The CIPS/NTC said its purchasing managers' index rose to 56.3 last month from an upwardly revised 55.9 in July, the highest level since July 2004 and well above the 50 mark which signals expansion.
CIPS/NTC said the sector was now enjoying its longest period of sustained growth in 12 years.
Manufacturing output growth soared to 60.4 from 58 in July - the fastest expansion in nearly 13 years.
The figures suggest the UK manufacturing sector's recovery is gathering pace and are likely to boost speculation that it could weather one more interest rate rise this year, after five hikes to 5.75% since August last year.
While the domestic market contributed most to growth in August, new export orders improved markedly with a reading of 55.8 - the strongest rate of expansion since January 2004.
But the Bank of England may breathe a sigh of relief to see price pressures cooling at both the factory gate and further up the industrial pipeline.
Input costs, although still strong, grew at their weakest rate since April, with the input prices index easing to 64.1 from a downwardly revised 66.5. The output price reading cooled to 56.1 from July's record high of 57.5. August's reading is the weakest since March.

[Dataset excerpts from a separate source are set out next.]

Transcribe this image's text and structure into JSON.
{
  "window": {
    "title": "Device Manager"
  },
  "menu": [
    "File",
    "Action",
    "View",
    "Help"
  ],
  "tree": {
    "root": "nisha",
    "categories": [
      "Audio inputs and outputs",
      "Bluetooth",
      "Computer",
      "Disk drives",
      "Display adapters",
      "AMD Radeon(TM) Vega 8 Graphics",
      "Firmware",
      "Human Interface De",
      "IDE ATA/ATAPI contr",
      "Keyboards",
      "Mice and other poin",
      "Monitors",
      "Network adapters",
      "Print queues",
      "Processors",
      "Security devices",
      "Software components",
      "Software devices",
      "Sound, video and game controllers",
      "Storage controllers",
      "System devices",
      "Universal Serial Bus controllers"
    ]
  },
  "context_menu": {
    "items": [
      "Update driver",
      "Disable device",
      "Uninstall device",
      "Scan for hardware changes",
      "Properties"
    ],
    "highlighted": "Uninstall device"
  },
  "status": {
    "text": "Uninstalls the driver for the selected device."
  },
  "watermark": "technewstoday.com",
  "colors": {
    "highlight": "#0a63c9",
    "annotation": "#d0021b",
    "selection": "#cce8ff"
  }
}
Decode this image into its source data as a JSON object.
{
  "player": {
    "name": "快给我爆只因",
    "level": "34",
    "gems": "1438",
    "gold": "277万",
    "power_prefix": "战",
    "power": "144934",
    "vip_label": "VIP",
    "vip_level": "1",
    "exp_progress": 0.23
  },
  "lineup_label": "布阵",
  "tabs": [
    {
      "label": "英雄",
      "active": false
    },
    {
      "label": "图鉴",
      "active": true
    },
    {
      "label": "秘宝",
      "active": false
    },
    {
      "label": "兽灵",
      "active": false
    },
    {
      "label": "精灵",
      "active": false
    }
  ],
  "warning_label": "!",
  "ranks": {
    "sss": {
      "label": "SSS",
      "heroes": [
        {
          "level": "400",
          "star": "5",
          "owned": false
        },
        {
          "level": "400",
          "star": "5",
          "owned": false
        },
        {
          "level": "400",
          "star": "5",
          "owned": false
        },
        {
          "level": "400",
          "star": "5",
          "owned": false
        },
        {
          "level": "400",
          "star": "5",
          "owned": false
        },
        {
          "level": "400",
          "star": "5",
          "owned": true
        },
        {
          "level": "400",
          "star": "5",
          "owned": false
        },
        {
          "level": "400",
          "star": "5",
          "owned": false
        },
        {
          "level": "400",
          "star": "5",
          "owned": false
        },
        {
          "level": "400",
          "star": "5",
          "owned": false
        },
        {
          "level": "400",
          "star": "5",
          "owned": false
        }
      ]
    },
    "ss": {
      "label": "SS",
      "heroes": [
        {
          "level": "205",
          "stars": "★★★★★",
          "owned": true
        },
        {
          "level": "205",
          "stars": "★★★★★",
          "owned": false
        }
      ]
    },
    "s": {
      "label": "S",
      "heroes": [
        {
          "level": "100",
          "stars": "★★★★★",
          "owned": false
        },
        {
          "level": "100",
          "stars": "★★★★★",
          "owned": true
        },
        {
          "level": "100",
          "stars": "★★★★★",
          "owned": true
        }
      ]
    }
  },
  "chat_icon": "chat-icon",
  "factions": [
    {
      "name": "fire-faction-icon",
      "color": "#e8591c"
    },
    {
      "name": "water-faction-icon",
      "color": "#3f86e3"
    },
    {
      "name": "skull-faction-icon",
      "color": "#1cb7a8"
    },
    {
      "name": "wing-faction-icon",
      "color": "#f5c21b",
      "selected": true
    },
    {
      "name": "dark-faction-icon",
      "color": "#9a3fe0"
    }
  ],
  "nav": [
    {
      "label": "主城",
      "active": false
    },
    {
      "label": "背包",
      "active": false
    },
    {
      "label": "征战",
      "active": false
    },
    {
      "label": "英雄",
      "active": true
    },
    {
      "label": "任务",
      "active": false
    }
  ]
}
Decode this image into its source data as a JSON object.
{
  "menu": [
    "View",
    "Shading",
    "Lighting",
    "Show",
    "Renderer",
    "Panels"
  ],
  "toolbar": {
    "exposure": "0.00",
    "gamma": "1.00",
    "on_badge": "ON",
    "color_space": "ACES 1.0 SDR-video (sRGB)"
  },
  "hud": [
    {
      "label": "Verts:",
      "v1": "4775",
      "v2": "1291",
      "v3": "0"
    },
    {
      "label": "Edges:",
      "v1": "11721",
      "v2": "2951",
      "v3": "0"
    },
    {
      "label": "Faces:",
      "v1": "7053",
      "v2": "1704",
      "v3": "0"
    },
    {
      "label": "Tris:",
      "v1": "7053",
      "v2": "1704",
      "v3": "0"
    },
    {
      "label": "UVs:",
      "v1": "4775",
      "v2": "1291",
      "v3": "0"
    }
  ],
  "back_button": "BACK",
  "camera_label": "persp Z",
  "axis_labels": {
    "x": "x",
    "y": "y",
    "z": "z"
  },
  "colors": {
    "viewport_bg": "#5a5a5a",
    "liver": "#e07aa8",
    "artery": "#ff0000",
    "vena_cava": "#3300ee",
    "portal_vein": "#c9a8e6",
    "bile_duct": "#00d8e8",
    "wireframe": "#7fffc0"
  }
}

Separate figures from NTC showed that manufacturing activity euro zone lost momentum in August as a strong euro, firm oil prices and rising interest rates took their toll on the sector.
The purchasing managers' index eased to 54.3 points from 54.9 in July. Although the index showed manufacturing activity growing at the slowest pace since January 2006, it still remained in expansion as indicated by a reading over 50 points.